As the economy evolved between 1540 and 1555 and to facilitate freedom of commerce, a public register of Sasines was established and more elaborate procedures developed. The system was reformed in 1600 and local registers were established. It was further reformed in 1617 and it is documents from this period that have survived and are now available in the National Archives of Scotland. The documents were filed on the general (national) register or on local county registers. In 1681 Burgh registers were established.

Thereafter changes were made from time to time to Sasine instruments and associated writs, and the ceremony evidencing possession was discontinued.

Leases of lands and heritages of 31 years and upwards became registerable.

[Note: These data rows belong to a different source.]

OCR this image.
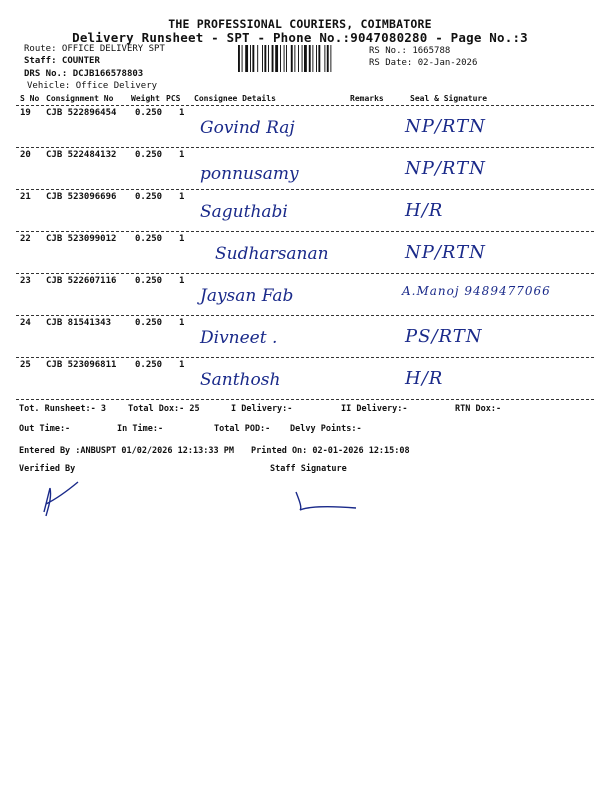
THE PROFESSIONAL COURIERS, COIMBATORE
Delivery Runsheet - SPT - Phone No.:9047080280 - Page No.:3
Route: OFFICE DELIVERY SPT
Staff: COUNTER
DRS No.: DCJB166578803
Vehicle: Office Delivery
RS No.: 1665788
RS Date: 02-Jan-2026
S No Consignment No Weight PCS Consignee Details	Remarks	Seal & Signature
19 CJB 522896454 0.250 1
Govind Raj	NP/RTN
20 CJB 522484132 0.250 1
ponnusamy	NP/RTN
21 CJB 523096696 0.250 1
Saguthabi	H/R
22 CJB 523099012 0.250 1
Sudharsanan	NP/RTN
23 CJB 522607116 0.250 1
Jaysan Fab	A.Manoj 9489477066
24 CJB 81541343	0.250 1
Divneet .	PS/RTN
25 CJB 523096811 0.250 1
Santhosh	H/R
Tot. Runsheet:- 3	Total Dox:- 25	I Delivery:-	II Delivery:-	RTN Dox:-
Out Time:-	In Time:-	Total POD:- Delvy Points:-
Entered By :ANBUSPT 01/02/2026 12:13:33 PM Printed On: 02-01-2026 12:15:08
Verified By	Staff Signature
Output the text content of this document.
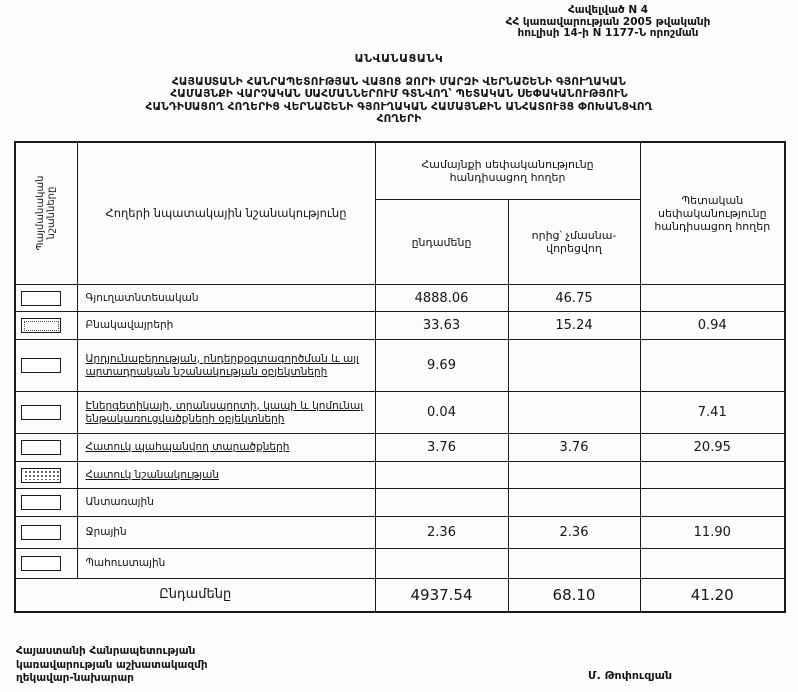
Հավելված N 4
ՀՀ կառավարության 2005 թվականի
հուլիսի 14-ի N 1177-Ն որոշման
ԱՆՎԱՆԱՑԱՆԿ
ՀԱՅԱՍՏԱՆԻ ՀԱՆՐԱՊԵՏՈՒԹՅԱՆ ՎԱՅՈՑ ՁՈՐԻ ՄԱՐԶԻ ՎԵՐՆԱՇԵՆԻ ԳՅՈՒՂԱԿԱՆ
ՀԱՄԱՅՆՔԻ ՎԱՐՉԱԿԱՆ ՍԱՀՄԱՆՆԵՐՈՒՄ ԳՏՆՎՈՂ՝ ՊԵՏԱԿԱՆ ՍԵՓԱԿԱՆՈՒԹՅՈՒՆ
ՀԱՆԴԻՍԱՑՈՂ ՀՈՂԵՐԻՑ ՎԵՐՆԱՇԵՆԻ ԳՅՈՒՂԱԿԱՆ ՀԱՄԱՅՆՔԻՆ ԱՆՀԱՏՈՒՅՑ ՓՈԽԱՆՑՎՈՂ
ՀՈՂԵՐԻ
Պայմանական նշանները	Հողերի նպատակային նշանակությունը	Համայնքի սեփականությունը հանդիսացող հողեր		Պետական սեփականությունը հանդիսացող հողեր
		ընդամենը	որից՝ չմասնա-վորեցվող	

	Գյուղատնտեսական	4888.06	46.75	

	Բնակավայրերի	33.63	15.24	0.94

	Արդյունաբերության, ընդերքօգտագործման և այլ արտադրական նշանակության օբյեկտների	9.69		

	Էներգետիկայի, տրանսպորտի, կապի և կոմունալ ենթակառուցվածքների օբյեկտների	0.04		7.41

	Հատուկ պահպանվող տարածքների	3.76	3.76	20.95

	Հատուկ նշանակության			

	Անտառային			

	Ջրային	2.36	2.36	11.90

	Պահուստային			
Ընդամենը		4937.54	68.10	41.20
Հայաստանի Հանրապետության
կառավարության աշխատակազմի
ղեկավար-նախարար	Մ. Թոփուզյան
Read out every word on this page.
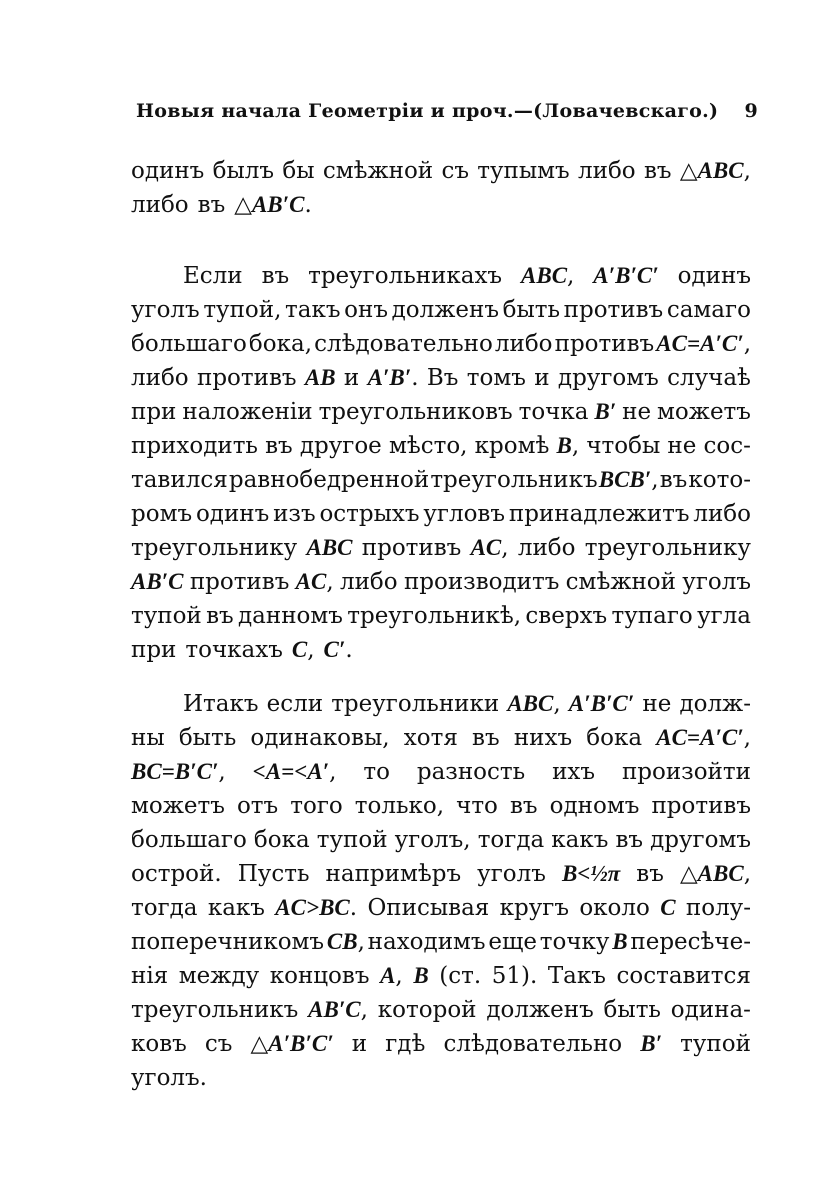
Новыя начала Геометріи и проч.—(Ловачевскаго.) 9
одинъ былъ бы смѣжной съ тупымъ либо въ △ABC,
либо въ △AB′C.
Если въ треугольникахъ ABC, A′B′C′ одинъ
уголъ тупой, такъ онъ долженъ быть противъ самаго
большаго бока, слѣдовательно либо противъ AC=A′C′,
либо противъ AB и A′B′. Въ томъ и другомъ случаѣ
при наложеніи треугольниковъ точка B′ не можетъ
приходить въ другое мѣсто, кромѣ B, чтобы не сос-
тавился равнобедренной треугольникъ BCB′, въ кото-
ромъ одинъ изъ острыхъ угловъ принадлежитъ либо
треугольнику ABC противъ AC, либо треугольнику
AB′C противъ AC, либо производитъ смѣжной уголъ
тупой въ данномъ треугольникѣ, сверхъ тупаго угла
при точкахъ C, C′.
Итакъ если треугольники ABC, A′B′C′ не долж-
ны быть одинаковы, хотя въ нихъ бока AC=A′C′,
BC=B′C′, <A=<A′, то разность ихъ произойти
можетъ отъ того только, что въ одномъ противъ
большаго бока тупой уголъ, тогда какъ въ другомъ
острой. Пусть напримѣръ уголъ B<½π въ △ABC,
тогда какъ AC>BC. Описывая кругъ около C полу-
поперечникомъ CB, находимъ еще точку B пересѣче-
нія между концовъ A, B (ст. 51). Такъ составится
треугольникъ AB′C, которой долженъ быть одина-
ковъ съ △A′B′C′ и гдѣ слѣдовательно B′ тупой
уголъ.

The Land Registers Act of 1868 ended the traditional Sasines Registry system. The Act was progressively implemented between 1868 and December 31, 1871. The old general register which commenced in August 1617 was closed in December 1868. The Particular Register for Lanarkshire (excepting the Barony and Regality of Glasgow) which began March 1618, was closed March 17, 1869. Indexes and abstracts (abridgements of each document) were prepared beginning in 1781 and are useful to the researcher.

The 1868 Land Registers Act established general registers in County divisions. The preparation of indexes and printed abridgements (brief abstracts of each document) were continued after 1868. Today's Registry system in computerized.

Sasines can be difficult to search because documents might have been prepared well in advance, say at the wedding date of the heritor, but not have been entered at the actual date of transfer of property interest but at another date some time perhaps after the death of the grantor. This might require a search of a decade's records or more. For example one would check the records at the date of death for a possessor but it might be some years before the heirs actually registered the Sasine document of transfer.

Reference to the index and abstracts assist the researcher in determining whether the actual book or register of Sasines should be viewed and/or copied.

This historical description of The Register of Sasines is derived mainly from A Guide to the Public Records of Scotland deposited in H. M. General Register House Edinburgh, by M. Livingstone, 1905. (Our apologies to Mr. Livingstone for any errors)

Listers are invited to make corrections and additions to this text and advise on what fiche or film documentation is available to support family history research in the Sasines.



Like Sasines the valuation rolls cover only a small group of individuals; namely major property owners. The rolls generally list only the possessor or head tenant and name of the property or farm. The rolls were used as the basis for local tax collection. The main landowners were listed and assessed for rates. They in turn, had to collect from their tenants who were generally not identified on the rolls.

The valuation rolls are located at the National Archives of Scotland in Edinburgh. They must be ordered in advance of the day chosen to begin research.